Fig. 48.—Monument of Lysicrates.
Athens.

This monument was erected B.C. 334, when Lysicrates was choragus—that is, when it was his office to provide the chorus for the plays represented at Athens. This was an expensive office, and one that demanded much labor and care. He had first to find the choristers, and then bring them together to be instructed, and provide them with proper food while they studied. The choragus who gave the best musical entertainment received a tripod as his reward, and it was the custom to build a monument upon which to place the tripod, so that it should be a lasting honor to the choragus and his family. The street in which these monuments were erected was called "the street of the Tripods."

It was also the custom to dedicate each tripod to some special divinity, and this of Lysicrates was dedicated to Bacchus, and had a frieze with sculptures telling the story of that god and the Tyrrhenian robbers who bore him off to their ship. In order to revenge himself he changed the oars and masts into serpents and himself into a lion; music was heard, and ivy grew all over the vessel; the robbers went mad and leaped into the sea, and changed into dolphins.

In the frieze, however, it is represented that the god is on shore quietly amusing himself with the lion (Fig. 49), while satyrs and sileni punish the robbers by beating them with sticks and chasing them with fury, while they are turning gradually into dolphins and rushing into the sea. The design is so fine that it might easily be attributed to one of the best sculptors; but the execution is careless, and this is not strange when we remember that it was all done at the expense of one man, and he a private citizen.

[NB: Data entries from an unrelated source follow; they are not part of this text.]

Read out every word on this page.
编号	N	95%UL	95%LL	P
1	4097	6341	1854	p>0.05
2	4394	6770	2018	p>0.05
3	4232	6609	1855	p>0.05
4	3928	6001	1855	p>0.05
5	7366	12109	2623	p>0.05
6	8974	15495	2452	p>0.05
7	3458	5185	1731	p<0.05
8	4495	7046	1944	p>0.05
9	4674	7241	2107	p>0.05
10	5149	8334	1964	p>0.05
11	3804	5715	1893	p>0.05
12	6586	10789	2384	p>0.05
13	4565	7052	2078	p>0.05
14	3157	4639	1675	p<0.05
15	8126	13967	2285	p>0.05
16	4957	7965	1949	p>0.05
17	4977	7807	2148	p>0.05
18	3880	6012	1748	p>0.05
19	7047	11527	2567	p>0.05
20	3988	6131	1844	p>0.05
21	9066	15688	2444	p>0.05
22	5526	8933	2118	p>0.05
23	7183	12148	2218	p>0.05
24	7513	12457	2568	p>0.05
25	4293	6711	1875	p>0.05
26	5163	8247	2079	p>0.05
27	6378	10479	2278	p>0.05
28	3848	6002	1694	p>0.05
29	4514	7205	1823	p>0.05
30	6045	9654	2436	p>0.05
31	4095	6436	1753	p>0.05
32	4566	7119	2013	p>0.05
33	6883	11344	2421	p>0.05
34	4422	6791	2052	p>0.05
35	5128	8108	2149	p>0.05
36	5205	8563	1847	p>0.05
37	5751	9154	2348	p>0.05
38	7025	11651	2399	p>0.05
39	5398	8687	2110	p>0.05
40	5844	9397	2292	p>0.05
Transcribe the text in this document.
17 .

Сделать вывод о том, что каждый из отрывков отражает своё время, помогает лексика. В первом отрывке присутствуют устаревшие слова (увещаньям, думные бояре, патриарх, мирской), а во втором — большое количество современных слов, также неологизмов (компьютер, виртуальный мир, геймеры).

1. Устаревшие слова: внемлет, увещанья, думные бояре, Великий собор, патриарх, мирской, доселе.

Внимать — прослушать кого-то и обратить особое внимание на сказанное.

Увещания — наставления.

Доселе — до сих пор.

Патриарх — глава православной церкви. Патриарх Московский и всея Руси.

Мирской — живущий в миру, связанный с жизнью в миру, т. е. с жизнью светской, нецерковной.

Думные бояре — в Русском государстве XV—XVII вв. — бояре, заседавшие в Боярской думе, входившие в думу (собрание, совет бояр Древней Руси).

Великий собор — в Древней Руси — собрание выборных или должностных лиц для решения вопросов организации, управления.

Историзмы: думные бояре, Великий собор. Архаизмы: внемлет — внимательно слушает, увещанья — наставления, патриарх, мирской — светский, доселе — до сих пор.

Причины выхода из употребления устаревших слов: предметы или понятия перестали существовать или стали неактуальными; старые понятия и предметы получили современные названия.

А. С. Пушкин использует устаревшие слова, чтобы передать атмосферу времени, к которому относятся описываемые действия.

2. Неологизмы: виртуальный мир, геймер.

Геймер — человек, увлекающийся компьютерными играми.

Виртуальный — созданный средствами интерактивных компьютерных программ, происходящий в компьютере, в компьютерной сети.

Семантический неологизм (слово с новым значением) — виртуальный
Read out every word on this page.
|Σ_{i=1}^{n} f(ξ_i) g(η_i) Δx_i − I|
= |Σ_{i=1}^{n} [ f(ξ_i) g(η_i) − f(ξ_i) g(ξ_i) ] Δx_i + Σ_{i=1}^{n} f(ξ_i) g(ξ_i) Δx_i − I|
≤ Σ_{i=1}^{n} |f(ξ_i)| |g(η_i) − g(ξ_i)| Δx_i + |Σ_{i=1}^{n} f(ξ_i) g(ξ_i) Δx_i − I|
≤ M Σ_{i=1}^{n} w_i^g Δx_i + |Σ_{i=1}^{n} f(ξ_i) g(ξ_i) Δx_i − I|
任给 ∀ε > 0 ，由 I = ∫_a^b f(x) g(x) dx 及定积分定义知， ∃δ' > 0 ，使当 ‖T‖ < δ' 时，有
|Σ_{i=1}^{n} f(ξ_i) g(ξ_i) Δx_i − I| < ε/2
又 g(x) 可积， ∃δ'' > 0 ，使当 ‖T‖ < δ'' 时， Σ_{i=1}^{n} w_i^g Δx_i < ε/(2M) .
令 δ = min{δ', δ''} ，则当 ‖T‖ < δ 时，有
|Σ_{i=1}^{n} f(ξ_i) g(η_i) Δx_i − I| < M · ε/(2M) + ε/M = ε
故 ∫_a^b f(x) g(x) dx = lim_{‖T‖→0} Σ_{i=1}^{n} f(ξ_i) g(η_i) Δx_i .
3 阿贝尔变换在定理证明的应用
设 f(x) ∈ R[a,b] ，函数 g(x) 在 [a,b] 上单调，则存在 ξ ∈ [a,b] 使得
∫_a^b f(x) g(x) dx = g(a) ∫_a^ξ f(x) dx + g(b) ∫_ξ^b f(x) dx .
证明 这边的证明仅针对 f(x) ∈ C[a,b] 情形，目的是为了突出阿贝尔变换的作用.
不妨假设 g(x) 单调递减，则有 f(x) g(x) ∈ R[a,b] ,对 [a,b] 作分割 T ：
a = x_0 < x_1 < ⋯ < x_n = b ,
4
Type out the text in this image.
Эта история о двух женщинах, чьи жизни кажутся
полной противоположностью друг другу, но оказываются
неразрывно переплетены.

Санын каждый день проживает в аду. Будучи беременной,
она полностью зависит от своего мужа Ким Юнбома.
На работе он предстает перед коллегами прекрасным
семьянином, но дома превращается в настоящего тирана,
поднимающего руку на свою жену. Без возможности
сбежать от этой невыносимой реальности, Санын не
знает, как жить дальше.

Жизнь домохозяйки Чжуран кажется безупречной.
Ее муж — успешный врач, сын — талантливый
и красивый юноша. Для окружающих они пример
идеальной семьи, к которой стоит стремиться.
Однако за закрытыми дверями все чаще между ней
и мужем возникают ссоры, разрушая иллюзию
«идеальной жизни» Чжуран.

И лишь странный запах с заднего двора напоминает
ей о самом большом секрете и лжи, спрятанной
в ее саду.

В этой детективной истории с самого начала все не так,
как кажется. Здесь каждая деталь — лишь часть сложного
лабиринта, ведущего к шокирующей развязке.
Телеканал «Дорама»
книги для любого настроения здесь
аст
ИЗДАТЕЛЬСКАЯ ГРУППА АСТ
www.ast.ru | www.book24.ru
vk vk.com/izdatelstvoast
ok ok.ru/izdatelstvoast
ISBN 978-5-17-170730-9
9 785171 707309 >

Fig. 49.—Bacchus and Lion.
From the Lysicrates Monument.

We will return now to the Peloponnesian school, of which Polycleitus was the head in its earliest period. After his time the sculptors of his school continued to prefer the subjects in which he excelled, and represented youthful heroes and victors with as much industry as the artists of Athens bestowed upon their statues of womanly grace and beauty. The subjects of the Peloponnesian school were especially suited to the use of bronze, and the chief sculptor of his time, Lysippus, whose works are said to have numbered fifteen hundred, worked entirely in bronze. In order to keep a record of the number of his works, he adopted the plan of putting aside one gold coin from the price of every statue, and at his death his heirs are said to have found the above number of these coins thus laid away. His home was at Sicyon, and his time of work is given as B.C. 372-316. This seems a long period for active employment as a sculptor; but the number of his works accords well with this estimate of his working years.